Symptoms of the disease include: These include abdominal pain, dark urine, fatigue, fever, yellowing of the skin and eyes, light-colored stools, loss of appetite, nausea and vomiting. The cost of the vaccine is $75 per shot, unless the fee is waived. 

Kentucky has been widely hit by the outbreak which in late February rose to 117 cases ranging from Jefferson County (Louisville) to Boyd County (Ashland). 

As of late February, 38 of 45 cases had been confirmed by the Center for Disease Control were linked to those in San Diego, Calif., and Salt Lake City, Utah, where homelessness is common. 
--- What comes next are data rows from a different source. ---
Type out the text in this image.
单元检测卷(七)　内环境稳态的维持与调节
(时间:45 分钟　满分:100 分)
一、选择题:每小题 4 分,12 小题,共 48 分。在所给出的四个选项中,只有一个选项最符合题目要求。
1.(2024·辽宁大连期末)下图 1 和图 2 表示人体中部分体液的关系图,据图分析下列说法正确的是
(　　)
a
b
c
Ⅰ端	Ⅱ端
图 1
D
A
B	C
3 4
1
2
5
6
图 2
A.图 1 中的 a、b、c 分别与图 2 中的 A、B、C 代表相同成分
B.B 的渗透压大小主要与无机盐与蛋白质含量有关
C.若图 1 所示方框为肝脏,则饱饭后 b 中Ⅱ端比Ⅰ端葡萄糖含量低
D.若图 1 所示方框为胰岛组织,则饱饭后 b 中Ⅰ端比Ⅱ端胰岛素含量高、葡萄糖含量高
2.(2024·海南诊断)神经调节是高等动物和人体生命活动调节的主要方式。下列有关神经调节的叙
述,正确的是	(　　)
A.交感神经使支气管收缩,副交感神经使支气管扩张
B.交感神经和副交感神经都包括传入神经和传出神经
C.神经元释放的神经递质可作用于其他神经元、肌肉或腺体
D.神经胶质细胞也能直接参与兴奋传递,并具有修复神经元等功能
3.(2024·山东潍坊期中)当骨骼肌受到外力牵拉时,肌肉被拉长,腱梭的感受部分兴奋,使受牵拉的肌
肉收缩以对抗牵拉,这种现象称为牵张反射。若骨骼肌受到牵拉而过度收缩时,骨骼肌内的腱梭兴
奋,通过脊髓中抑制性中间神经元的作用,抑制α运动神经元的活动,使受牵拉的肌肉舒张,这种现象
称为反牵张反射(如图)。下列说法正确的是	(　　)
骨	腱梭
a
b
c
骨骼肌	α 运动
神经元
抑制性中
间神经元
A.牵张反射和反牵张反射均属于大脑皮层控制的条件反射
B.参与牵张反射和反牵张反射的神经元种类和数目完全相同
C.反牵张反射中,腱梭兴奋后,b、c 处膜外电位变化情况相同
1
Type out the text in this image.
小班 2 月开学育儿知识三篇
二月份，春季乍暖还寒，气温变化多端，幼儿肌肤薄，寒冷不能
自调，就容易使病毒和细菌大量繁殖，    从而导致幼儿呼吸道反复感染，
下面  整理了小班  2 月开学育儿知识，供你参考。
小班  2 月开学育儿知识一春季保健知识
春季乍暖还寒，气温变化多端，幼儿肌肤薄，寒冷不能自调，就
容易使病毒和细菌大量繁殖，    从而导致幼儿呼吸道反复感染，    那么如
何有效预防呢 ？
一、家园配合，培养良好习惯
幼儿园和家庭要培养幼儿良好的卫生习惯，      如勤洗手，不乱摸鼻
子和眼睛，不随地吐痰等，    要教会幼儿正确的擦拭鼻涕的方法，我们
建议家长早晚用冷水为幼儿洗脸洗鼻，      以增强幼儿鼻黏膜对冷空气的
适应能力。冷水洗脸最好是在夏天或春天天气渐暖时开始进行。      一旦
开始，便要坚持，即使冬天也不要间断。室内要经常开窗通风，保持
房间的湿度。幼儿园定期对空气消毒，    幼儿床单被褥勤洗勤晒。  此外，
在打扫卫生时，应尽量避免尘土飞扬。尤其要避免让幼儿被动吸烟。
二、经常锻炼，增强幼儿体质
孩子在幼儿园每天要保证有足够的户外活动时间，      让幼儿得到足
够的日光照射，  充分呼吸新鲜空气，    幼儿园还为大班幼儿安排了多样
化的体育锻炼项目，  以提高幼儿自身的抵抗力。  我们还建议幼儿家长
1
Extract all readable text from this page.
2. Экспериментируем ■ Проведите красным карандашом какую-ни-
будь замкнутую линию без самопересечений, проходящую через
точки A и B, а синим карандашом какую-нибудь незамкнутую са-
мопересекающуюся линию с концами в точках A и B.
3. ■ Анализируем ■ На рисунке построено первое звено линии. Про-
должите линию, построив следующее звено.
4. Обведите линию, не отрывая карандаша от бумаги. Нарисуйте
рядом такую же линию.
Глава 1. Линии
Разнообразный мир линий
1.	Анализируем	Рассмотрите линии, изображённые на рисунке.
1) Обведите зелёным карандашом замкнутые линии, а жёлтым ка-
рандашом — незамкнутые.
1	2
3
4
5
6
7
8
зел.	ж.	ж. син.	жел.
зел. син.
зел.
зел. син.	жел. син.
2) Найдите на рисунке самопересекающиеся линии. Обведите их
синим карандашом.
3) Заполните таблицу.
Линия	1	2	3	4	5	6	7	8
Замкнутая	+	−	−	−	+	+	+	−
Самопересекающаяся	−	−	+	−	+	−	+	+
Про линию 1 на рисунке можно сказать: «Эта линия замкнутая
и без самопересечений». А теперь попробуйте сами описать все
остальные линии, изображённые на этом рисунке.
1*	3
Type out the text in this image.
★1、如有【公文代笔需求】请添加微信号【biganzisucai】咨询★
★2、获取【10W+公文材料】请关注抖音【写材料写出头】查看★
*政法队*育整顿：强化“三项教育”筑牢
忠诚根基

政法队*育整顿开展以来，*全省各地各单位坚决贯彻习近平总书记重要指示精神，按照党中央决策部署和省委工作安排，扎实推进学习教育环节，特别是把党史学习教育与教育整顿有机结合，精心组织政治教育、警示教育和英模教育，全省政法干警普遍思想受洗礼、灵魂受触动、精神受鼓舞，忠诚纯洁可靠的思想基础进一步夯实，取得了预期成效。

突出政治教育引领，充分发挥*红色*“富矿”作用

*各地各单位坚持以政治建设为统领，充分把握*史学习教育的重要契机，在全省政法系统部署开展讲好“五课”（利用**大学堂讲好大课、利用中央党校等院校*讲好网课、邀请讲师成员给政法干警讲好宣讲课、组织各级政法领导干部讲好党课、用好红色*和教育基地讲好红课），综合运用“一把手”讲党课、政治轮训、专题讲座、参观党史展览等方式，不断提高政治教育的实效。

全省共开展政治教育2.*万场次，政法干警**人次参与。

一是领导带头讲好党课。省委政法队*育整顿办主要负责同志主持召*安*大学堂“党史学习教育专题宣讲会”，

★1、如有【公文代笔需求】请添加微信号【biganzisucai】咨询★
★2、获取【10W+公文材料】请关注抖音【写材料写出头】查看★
Doug Hogan of the Kentucky Cabinet for Health and Human Services explained in the Feb. 2018 release:

"The primary risk factors for Kentucky cases have been illicit drug use and homelessness. A single source of infection has not been identified, and transmission is believed to be occurring through person-to-person contact. People are at increased risk for hepatitis A if they have traveled to a country where the virus is common, are homeless or lack access to adequate bathing and restroom facilities, use illicit drugs, are men who have sex with other men, are any individual with sexual contact with someone who has hepatitis A, have a clotting disorder such as hemophilia, or are household members or caregivers of a person infected with hepatitis A."

Hepatitis A is associated with poor hygiene , especially food service workers not washing their hands after bathroom use and spreading infected feces on served food. Hand washing is one of the best defenses against the disease.